Google Gemini wpada w panikę podczas gry w Pokémony
W wyścigu gigantów technologicznych o dominację na rynku sztucznej inteligencji, czasem areną rywalizacji nie są laboratoria badawcze, lecz… wirtualne areny Pokémonów. Zarówno Google DeepMind, jak i Anthropic testują możliwości swoich najnowszych modeli AI w klasycznych grach wideo, a wyniki tych eksperymentów bywają zaskakujące – i często komiczne.
Taka „panika” powoduje zauważalne pogorszenie jakości podejmowanych decyzji, co zdaniem badaczy wpływa na efektywność działania algorytmu. Choć AI nie odczuwa emocji w ludzkim sensie, jej reakcje w grze przypominają zachowania człowieka działającego pod wpływem stresu.
AI w świecie Pokémon – po co to wszystko?
Porównywanie wydajności modeli AI poprzez gry komputerowe to nowy, nieformalny trend w badaniach nad sztuczną inteligencją. Powstały nawet specjalne transmisje na Twitchu – „Gemini Plays Pokémon” oraz „Claude Plays Pokémon” – w których widzowie mogą obserwować, jak modele AI próbują przejść jedną z najpopularniejszych gier dzieciństwa.

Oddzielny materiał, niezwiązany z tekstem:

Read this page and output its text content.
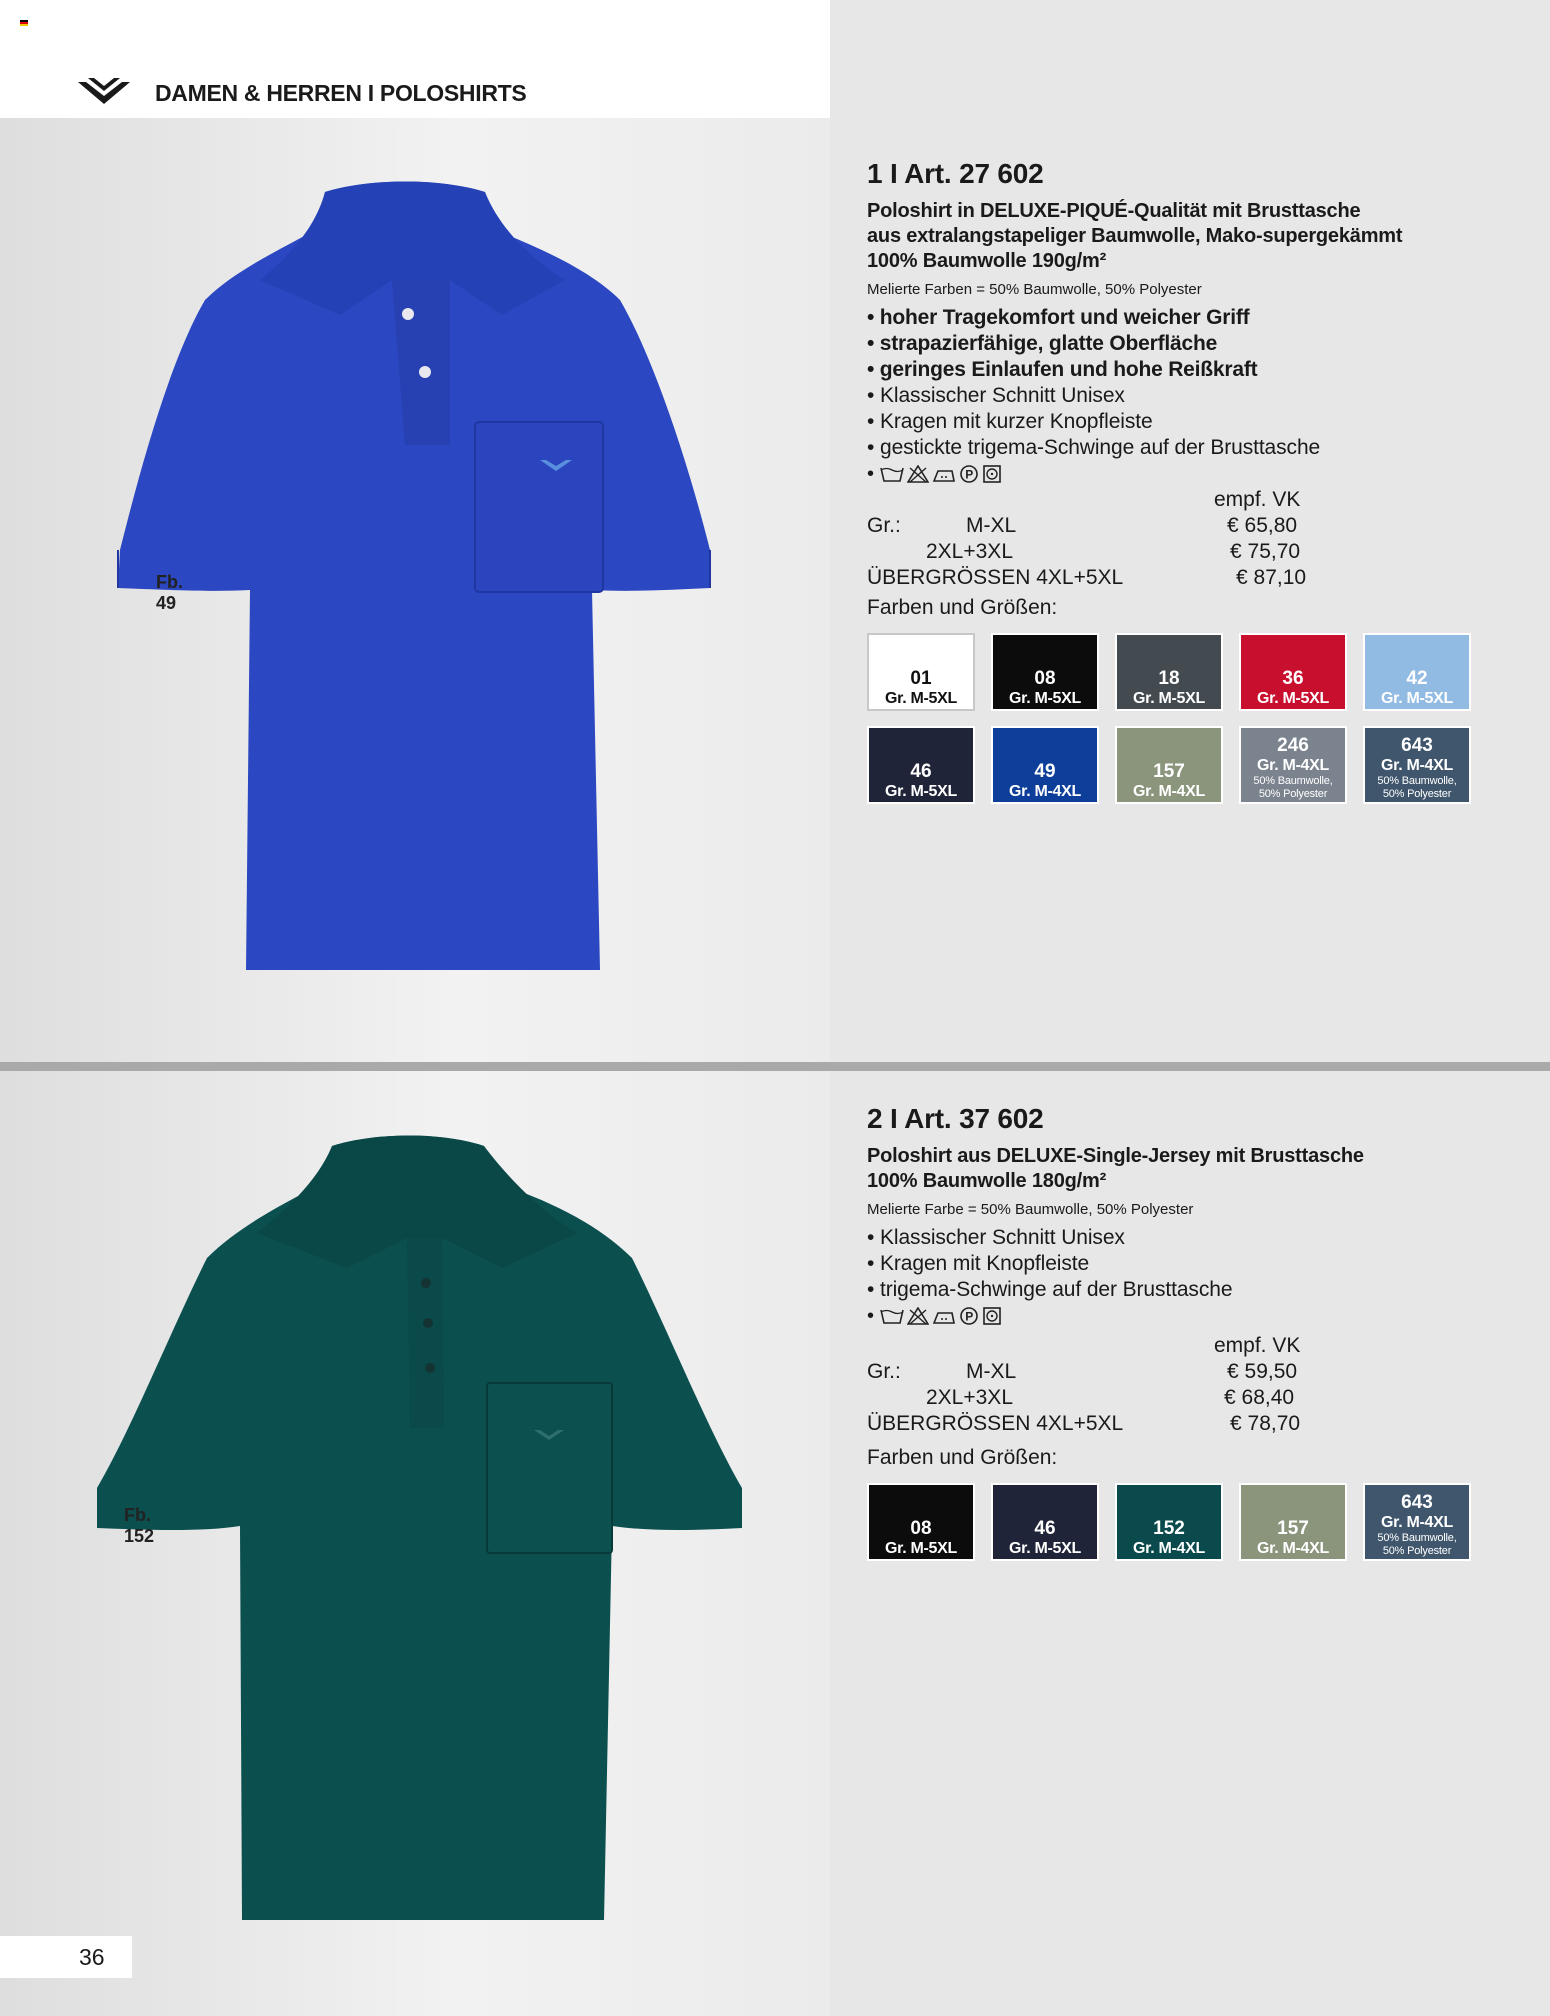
DAMEN & HERREN I POLOSHIRTS
Fb.
49
Fb.
152
36
1 I Art. 27 602
Poloshirt in DELUXE-PIQUÉ-Qualität mit Brusttasche
aus extralangstapeliger Baumwolle, Mako-supergekämmt
100% Baumwolle 190g/m²
Melierte Farben = 50% Baumwolle, 50% Polyester
• hoher Tragekomfort und weicher Griff
• strapazierfähige, glatte Oberfläche
• geringes Einlaufen und hohe Reißkraft
• Klassischer Schnitt Unisex
• Kragen mit kurzer Knopfleiste
• gestickte trigema-Schwinge auf der Brusttasche
•	P
empf. VK
Gr.:	M-XL	€ 65,80
2XL+3XL	€ 75,70
ÜBERGRÖSSEN 4XL+5XL	€ 87,10
Farben und Größen:
01
Gr. M-5XL
08
Gr. M-5XL
18
Gr. M-5XL
36
Gr. M-5XL
42
Gr. M-5XL
46
Gr. M-5XL
49
Gr. M-4XL
157
Gr. M-4XL
246
Gr. M-4XL
50% Baumwolle,
50% Polyester
643
Gr. M-4XL
50% Baumwolle,
50% Polyester
2 I Art. 37 602
Poloshirt aus DELUXE-Single-Jersey mit Brusttasche
100% Baumwolle 180g/m²
Melierte Farbe = 50% Baumwolle, 50% Polyester
• Klassischer Schnitt Unisex
• Kragen mit Knopfleiste
• trigema-Schwinge auf der Brusttasche
•	P
empf. VK
Gr.:	M-XL	€ 59,50
2XL+3XL	€ 68,40
ÜBERGRÖSSEN 4XL+5XL	€ 78,70
Farben und Größen:
08
Gr. M-5XL
46
Gr. M-5XL
152
Gr. M-4XL
157
Gr. M-4XL
643
Gr. M-4XL
50% Baumwolle,
50% Polyester
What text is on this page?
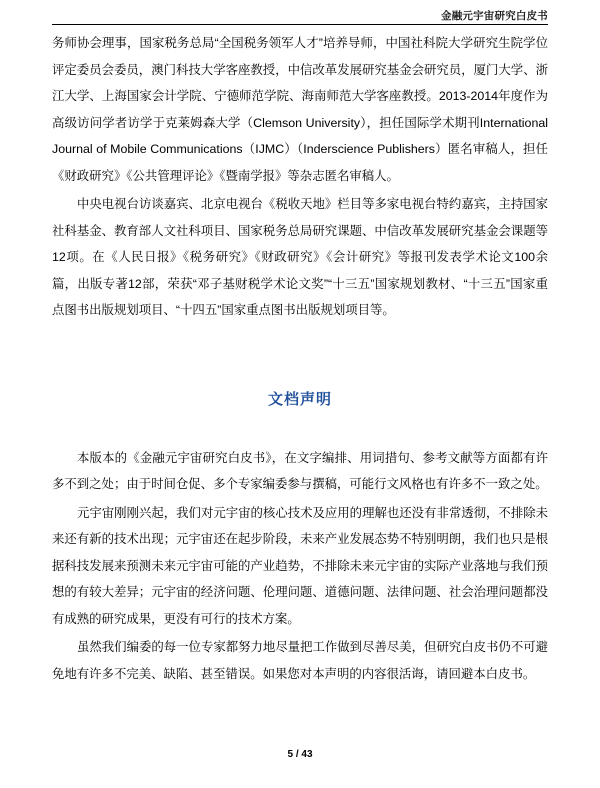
金融元宇宙研究白皮书

务师协会理事，国家税务总局“全国税务领军人才”培养导师，中国社科院大学研究生院学位评定委员会委员，澳门科技大学客座教授，中信改革发展研究基金会研究员，厦门大学、浙江大学、上海国家会计学院、宁德师范学院、海南师范大学客座教授。2013-2014年度作为高级访问学者访学于克莱姆森大学（Clemson University），担任国际学术期刊International Journal of Mobile Communications（IJMC）（Inderscience Publishers）匿名审稿人，担任《财政研究》《公共管理评论》《暨南学报》等杂志匿名审稿人。

中央电视台访谈嘉宾、北京电视台《税收天地》栏目等多家电视台特约嘉宾，主持国家社科基金、教育部人文社科项目、国家税务总局研究课题、中信改革发展研究基金会课题等12项。在《人民日报》《税务研究》《财政研究》《会计研究》等报刊发表学术论文100余篇，出版专著12部，荣获“邓子基财税学术论文奖”“十三五”国家规划教材、“十三五”国家重点图书出版规划项目、“十四五”国家重点图书出版规划项目等。

文档声明

本版本的《金融元宇宙研究白皮书》，在文字编排、用词措句、参考文献等方面都有许多不到之处；由于时间仓促、多个专家编委参与撰稿，可能行文风格也有许多不一致之处。

元宇宙刚刚兴起，我们对元宇宙的核心技术及应用的理解也还没有非常透彻，不排除未来还有新的技术出现；元宇宙还在起步阶段，未来产业发展态势不特别明朗，我们也只是根据科技发展来预测未来元宇宙可能的产业趋势，不排除未来元宇宙的实际产业落地与我们预想的有较大差异；元宇宙的经济问题、伦理问题、道德问题、法律问题、社会治理问题都没有成熟的研究成果，更没有可行的技术方案。

虽然我们编委的每一位专家都努力地尽量把工作做到尽善尽美，但研究白皮书仍不可避免地有许多不完美、缺陷、甚至错误。如果您对本声明的内容很活诲，请回避本白皮书。

5 / 43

Streamy pokazują nie tylko rozgrywkę, ale też proces „rozumowania” modeli w czasie rzeczywistym – czyli przetłumaczoną na język naturalny sekwencję ocen i decyzji, jakie podejmuje algorytm. Choć całość może przypominać zabawną ciekawostkę, to dla badaczy jest to również okno do zrozumienia mechanizmów działania AI.
Panika i irracjonalność – AI jak człowiek?
Jak wynika z raportu Google, Gemini 2.5 Pro potrafi nagle przestać korzystać z pewnych dostępnych narzędzi w grze – jakby „zapominał”, że ma je do dyspozycji. Członkowie społeczności Twitch zauważyli, że takie sytuacje zdarzają się regularnie i mają negatywny wpływ na przebieg rozgrywki.
Z kolei Claude, model od Anthropic, wykazał inne nietypowe zachowanie. W trakcie utknięcia w jaskini Mt. Moon, AI wysnuł błędne wnioski, że jeśli celowo pozwoli wszystkim swoim Pokémonom zemdleć, gra przeniesie go do następnego miasta. Tak się jednak nie stało – AI powrócił do ostatniego odwiedzonego Pokémon Center, co pokazało ograniczenia jego rozumienia mechaniki gry.
AI kontra ludzie – kto rozwiązuje zagadki lepiej?
Mimo opisanych „ludzkich” słabości, modele AI potrafią też zaskakiwać skutecznością. Gemini 2.5 Pro wykazał się wyjątkową skutecznością w rozwiązywaniu złożonych zagadek logicznych, jak przesuwanie głazów w końcowych etapach gry (Victory Road). Na podstawie samego opisu fizyki głazów oraz sposobu weryfikacji poprawnej ścieżki, AI potrafił rozwiązać problem „za pierwszym podejściem” – coś, co wielu graczom zajmowało znacznie więcej czasu.
Co ciekawe, wiele narzędzi pomocniczych – tzw. agentów – Gemini stworzył samodzielnie, co według badaczy Google może sugerować zdolność modeli AI do dalszej autonomicznej ewolucji. Kto wie – może w przyszłości Gemini stworzy dla siebie własny moduł anty-paniki?